No, of course they did not.
I could speak the lyrics, as if it were a poem. That’s perfectly legit. We move the plot forward, we get character development, and without the stress of composing an original soundtrack. Still, I can’t help feeling like I’m giving everyone short shrift here. How hard is it, anyway, to sing a jaunty little tune? It’s not rocket science.
I’ll just pick a very basic melody; say, “The ABCs” or “Row Your Boat.” We’ll give that a shot.
And look at that, it’s a disaster because I’m not a direct descendant of Pete Seeger, and thus, it’s not that easy for me to match Frances’ lyrics about soft-boiled eggs to the tune of “Mary Had a Little Lamb.” It would be easier, really, just to improvise a new melody. You know, like the jazz giants did. Like Coltrane.
It seems like it would be easier, and yet it is not. Because as soon as I’ve sung one line of Francis’ incisive lyrics, I forget the melody I just came up with. You could call it “avant-guard,” if by that you meant “unbearable.”
So, I’ve exhausted all options, which means the only choice now is to imagine WWNNPD—what would non-neurotic people do? They would say: Who cares? It’s not like my daughter will notice. She probably thinks I sound like an angel and am beautiful too, because she is young and innocent in the ways of the world. And I get an A for effort, which still puts me in the running for the Mother of the Year, which, despite the fact that it is a fictional prize I know does not exist, I still have my heart set on. Not quite what non-neurotic people would do, but as close as I can get.

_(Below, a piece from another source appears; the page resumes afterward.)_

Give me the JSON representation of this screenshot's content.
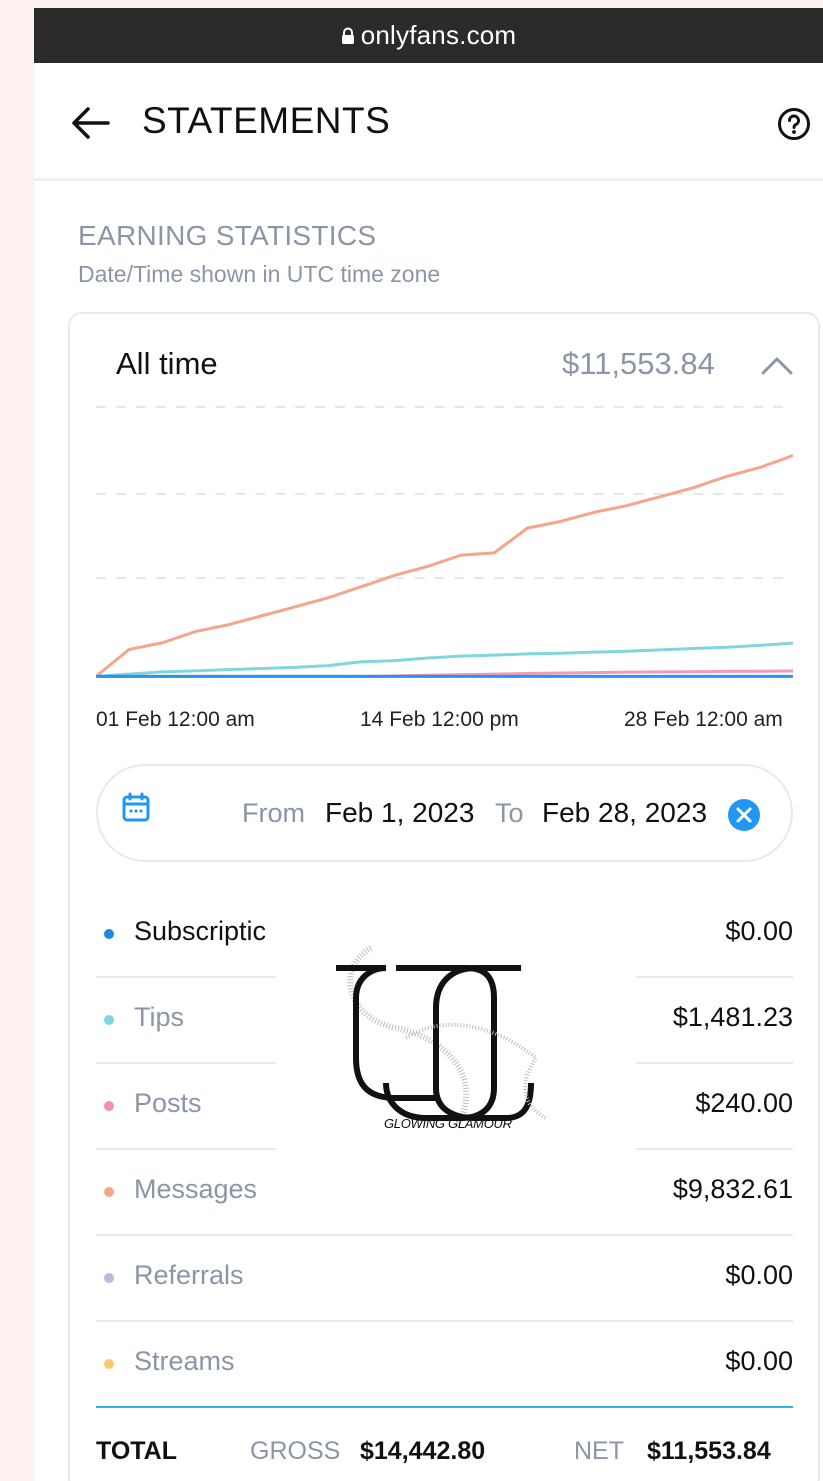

Repeat this monologue at every new mention of a song in a picture book. You get the idea. It’s draining.
It’s not the most pressing problem to plague families today, I’ll admit. Yet you’d think there’d be a hack for this. Or, better yet, an app. Yes, what we really need is an app in which you can search for picture books featuring un-scored lyrics, and then play an original composition for each tune, courtesy of some actual Julliard grad who, no doubt, could use the work.